Muhafazakarlara yakınlığıyla bilinen Cumhuriyi İslami gazetesi üçlü zirveyi “İran, Rusya ve Türkiye’nin Suriye’de Barış ve İstikrarı Tesis Etmedeki Ciddi Kararlılığı” manşetiyle okuyucularına sunmuştur. Ruhani’nin konuşma metninden bölümlerin aktarıldığı haberde, İran Cumhurbaşkanının Türkiye’den Afrin’de kontrol ettiği bölgeleri rejim güçlerine vermesini istediği aktarılmıştır. Reformist Şark gazetesi zirveyi “Ankara’da Suriye’nin Geleceği Konusunda Anlaşma” başlığıyla manşetine taşımıştır. Liderlerin açıklamalarına değinen gazete, Ruhani ve Putin’in Afrin Operasyonu konusunda Türkiye’yi açıkça eleştirmemesine dikkat çekmiştir. Haberde ayrıca Ruhani’nin açıklamalarında Afrin’e yer verdiği ve Suriye’nin toprak bütünlüğüne işaret ettiğine de değinilmiştir. Diğer gazeteler İran Cumhurbaşkanının Afrin konusundaki açıklamalarını olduğundan sert bir dille sütunlarına taşırken Şark gazetesinin Ruhani’nin bu konuda sert bir eleştiri getirmekten sakındığını belirtmesi dikkat çekicidir.

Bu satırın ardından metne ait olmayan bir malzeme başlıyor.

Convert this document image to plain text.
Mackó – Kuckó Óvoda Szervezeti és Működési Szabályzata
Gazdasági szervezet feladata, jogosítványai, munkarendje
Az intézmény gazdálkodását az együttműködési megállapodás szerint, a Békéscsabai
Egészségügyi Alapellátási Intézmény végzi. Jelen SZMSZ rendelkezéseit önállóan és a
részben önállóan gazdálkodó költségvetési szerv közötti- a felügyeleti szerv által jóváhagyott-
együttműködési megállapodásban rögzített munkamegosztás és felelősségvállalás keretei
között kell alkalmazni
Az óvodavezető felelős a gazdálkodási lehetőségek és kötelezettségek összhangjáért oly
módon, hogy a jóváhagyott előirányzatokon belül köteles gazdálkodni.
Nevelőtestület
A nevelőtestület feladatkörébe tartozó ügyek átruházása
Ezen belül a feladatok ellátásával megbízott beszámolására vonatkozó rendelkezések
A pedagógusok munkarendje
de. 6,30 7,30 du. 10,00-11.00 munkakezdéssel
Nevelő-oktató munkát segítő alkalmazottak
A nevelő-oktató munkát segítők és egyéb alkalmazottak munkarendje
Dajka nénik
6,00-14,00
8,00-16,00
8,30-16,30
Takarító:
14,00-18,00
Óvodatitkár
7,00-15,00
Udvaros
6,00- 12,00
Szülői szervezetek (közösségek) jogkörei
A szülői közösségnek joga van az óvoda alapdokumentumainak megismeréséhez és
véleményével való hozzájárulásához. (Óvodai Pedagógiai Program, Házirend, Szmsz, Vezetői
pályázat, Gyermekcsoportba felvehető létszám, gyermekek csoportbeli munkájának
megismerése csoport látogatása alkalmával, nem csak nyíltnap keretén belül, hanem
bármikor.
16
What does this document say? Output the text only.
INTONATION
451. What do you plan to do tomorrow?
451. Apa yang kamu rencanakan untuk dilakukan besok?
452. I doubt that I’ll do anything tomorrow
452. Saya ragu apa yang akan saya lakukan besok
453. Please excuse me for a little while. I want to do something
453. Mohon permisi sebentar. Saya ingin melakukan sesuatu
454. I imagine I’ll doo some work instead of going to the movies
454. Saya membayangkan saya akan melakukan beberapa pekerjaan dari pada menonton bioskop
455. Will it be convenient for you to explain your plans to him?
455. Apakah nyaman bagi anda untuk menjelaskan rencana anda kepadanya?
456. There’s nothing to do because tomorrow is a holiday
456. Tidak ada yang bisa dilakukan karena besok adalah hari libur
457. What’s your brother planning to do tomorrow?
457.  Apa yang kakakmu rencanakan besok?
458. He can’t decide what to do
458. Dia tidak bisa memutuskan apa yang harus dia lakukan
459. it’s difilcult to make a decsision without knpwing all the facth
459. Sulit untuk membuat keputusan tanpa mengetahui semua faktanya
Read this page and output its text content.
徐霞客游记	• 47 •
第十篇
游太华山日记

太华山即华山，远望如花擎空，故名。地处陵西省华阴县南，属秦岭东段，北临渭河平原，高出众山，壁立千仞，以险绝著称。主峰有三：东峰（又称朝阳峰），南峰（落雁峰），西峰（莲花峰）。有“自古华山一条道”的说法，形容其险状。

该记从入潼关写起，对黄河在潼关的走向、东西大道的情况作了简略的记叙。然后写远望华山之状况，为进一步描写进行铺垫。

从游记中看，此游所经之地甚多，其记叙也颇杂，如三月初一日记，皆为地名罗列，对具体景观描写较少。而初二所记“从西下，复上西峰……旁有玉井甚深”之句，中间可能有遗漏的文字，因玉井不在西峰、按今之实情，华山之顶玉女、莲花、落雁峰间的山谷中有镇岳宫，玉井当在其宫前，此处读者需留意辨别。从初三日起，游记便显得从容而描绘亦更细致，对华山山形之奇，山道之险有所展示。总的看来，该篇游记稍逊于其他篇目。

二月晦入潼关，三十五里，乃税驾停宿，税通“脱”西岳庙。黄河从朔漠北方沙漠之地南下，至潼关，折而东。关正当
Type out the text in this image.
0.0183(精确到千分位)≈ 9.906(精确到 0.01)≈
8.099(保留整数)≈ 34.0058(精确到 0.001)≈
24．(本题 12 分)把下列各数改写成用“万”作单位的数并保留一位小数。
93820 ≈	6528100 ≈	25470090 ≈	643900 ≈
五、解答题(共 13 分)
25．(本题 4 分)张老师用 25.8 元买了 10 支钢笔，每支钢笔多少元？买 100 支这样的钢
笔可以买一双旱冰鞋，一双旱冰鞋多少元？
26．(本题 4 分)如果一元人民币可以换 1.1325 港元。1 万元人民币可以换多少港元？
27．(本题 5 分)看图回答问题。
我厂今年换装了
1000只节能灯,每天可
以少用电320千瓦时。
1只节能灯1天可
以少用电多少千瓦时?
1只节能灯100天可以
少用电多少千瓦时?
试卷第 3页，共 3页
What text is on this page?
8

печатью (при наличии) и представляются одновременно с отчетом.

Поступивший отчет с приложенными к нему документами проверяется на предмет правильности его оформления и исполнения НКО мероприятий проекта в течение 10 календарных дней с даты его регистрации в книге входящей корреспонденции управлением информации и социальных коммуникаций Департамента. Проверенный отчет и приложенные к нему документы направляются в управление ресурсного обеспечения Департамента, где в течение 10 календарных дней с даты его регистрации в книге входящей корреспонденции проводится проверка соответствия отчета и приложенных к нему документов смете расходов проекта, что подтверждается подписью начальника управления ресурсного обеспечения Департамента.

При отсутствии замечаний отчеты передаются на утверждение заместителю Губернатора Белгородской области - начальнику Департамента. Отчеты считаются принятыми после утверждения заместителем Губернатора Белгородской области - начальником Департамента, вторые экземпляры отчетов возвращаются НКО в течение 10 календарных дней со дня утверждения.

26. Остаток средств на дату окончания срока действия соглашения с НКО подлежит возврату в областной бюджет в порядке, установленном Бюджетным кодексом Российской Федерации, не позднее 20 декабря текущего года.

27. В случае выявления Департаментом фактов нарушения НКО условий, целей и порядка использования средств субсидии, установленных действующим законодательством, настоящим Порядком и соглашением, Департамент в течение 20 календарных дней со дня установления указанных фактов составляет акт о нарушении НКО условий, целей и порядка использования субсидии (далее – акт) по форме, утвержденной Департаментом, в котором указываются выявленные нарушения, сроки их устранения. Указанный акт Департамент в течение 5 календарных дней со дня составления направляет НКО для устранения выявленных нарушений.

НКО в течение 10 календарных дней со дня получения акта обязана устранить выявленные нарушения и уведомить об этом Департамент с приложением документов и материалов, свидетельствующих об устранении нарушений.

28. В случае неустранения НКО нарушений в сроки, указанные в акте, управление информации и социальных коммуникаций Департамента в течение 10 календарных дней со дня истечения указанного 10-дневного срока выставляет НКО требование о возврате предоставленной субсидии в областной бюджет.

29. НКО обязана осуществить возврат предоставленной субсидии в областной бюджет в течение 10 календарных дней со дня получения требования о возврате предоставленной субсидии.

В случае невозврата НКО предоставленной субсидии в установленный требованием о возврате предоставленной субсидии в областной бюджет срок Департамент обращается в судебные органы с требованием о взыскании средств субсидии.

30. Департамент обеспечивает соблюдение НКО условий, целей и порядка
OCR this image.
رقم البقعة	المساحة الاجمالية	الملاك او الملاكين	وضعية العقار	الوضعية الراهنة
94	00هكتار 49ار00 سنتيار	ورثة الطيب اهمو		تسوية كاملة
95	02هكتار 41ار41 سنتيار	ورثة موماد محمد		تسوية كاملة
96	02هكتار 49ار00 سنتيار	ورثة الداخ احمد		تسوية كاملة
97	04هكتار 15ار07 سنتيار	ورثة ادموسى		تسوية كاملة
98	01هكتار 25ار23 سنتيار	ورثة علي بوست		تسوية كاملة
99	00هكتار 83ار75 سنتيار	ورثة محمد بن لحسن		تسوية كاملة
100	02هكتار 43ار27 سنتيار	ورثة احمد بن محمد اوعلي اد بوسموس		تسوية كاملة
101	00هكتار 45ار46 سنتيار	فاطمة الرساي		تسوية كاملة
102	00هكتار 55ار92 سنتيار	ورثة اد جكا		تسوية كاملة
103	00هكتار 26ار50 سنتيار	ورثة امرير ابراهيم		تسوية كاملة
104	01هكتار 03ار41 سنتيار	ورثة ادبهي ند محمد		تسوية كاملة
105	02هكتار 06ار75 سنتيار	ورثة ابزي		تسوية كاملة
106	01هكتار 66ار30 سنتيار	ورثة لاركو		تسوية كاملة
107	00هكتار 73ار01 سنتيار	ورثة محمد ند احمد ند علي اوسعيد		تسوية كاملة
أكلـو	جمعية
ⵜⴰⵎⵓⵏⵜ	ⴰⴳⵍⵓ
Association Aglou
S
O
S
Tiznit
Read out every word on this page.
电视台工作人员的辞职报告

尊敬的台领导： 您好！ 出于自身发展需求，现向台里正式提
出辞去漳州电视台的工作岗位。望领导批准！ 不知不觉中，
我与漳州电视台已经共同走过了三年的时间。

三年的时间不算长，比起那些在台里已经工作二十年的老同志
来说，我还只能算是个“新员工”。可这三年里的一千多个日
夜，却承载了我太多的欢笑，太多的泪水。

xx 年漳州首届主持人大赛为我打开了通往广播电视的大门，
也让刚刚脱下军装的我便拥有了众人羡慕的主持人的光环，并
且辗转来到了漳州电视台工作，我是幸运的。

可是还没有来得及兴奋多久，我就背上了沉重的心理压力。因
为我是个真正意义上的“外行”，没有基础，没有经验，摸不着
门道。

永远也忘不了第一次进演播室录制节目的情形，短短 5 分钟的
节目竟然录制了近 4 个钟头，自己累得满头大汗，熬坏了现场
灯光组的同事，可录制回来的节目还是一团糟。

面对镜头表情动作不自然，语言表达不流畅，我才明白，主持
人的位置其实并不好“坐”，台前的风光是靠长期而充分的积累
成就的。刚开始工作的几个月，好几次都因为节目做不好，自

Aşırı muhafazakâr Risalet gazetesi zirve haberini, Ruhani’nin “İran, Suriye'yi Yeniden İnşa Etmede Etkin Rol Oynamaya Hazır” ifadelerini manşete taşıyarak vermiş ve okurlara Ruhani’nin açıklamalarını aktarmakla yetinmiştir. Bir diğer aşırı muhafazakâr gazete Keyhan Ruhani’nin “Amerika’nın Sözlerine Güvenilmez” sözlerini manşete taşımıştır. Zirveye ilişkin bazı ayrıntılar paylaşan gazete, özellikle Ruhani’nin ABD yönetimini hedef alan “ABD hükümeti her gün bir şeyler söylüyor. Amerika’nın sözlerine güvenilmez. Önce Suriye’den çıkacaklarını söylediler sonra Arap ülkelerinden Suriye’de kalmak için para istediler” ifadelerine vurgu yapmıştır. Devim Muhafızlarına yakınlığıyla biline javanonline.com sitesi “Suriye’nin Bölünmesine Hayır” başlığıyla verdiği haberde üç liderin de Suriye’nin toprak bütünlüğüne vurgu yaptığına işaret etmiştir.

Türkiye’yi hedef alan bazı haberlere rağmen İran basınının üçlü zirve konusunda genel olarak olumlu bir tutum sergilediği görülmektedir. Suriye krizin başından itibaren Türkiye’yi ağır şekilde eleştiren İran basınındaki bu değişim, Astana sürecinin devamı niteliğindeki üçlü zirvelerin Suriye’ye çözüm getirme olasılığı taşıması kadar İran’ın önümüzdeki aylarda yeni bir uluslararası baskıyla karşı karşıya kalma riskinden de kaynaklanmaktadır. Suriye krizinin İran’ın tavizsiz tutumuyla çözüme kavuşturulamayacağının kesinleştiği bir ortamda, İran açısından Türkiye’nin önemi artmaktadır. Her ne kadar Türkiye, Rusya ve İran arasında Suriye’ye ilişkin görüş ayrılıkları bütünüyle ortadan kalkmış değilse de Türk basınında olduğu gibi İran basınında da görüşmelerin Suriye’nin güvenliği ve toprak bütünlüğünü sağlamak gibi boyutlarına vurgu yapıldığı görülmüştür.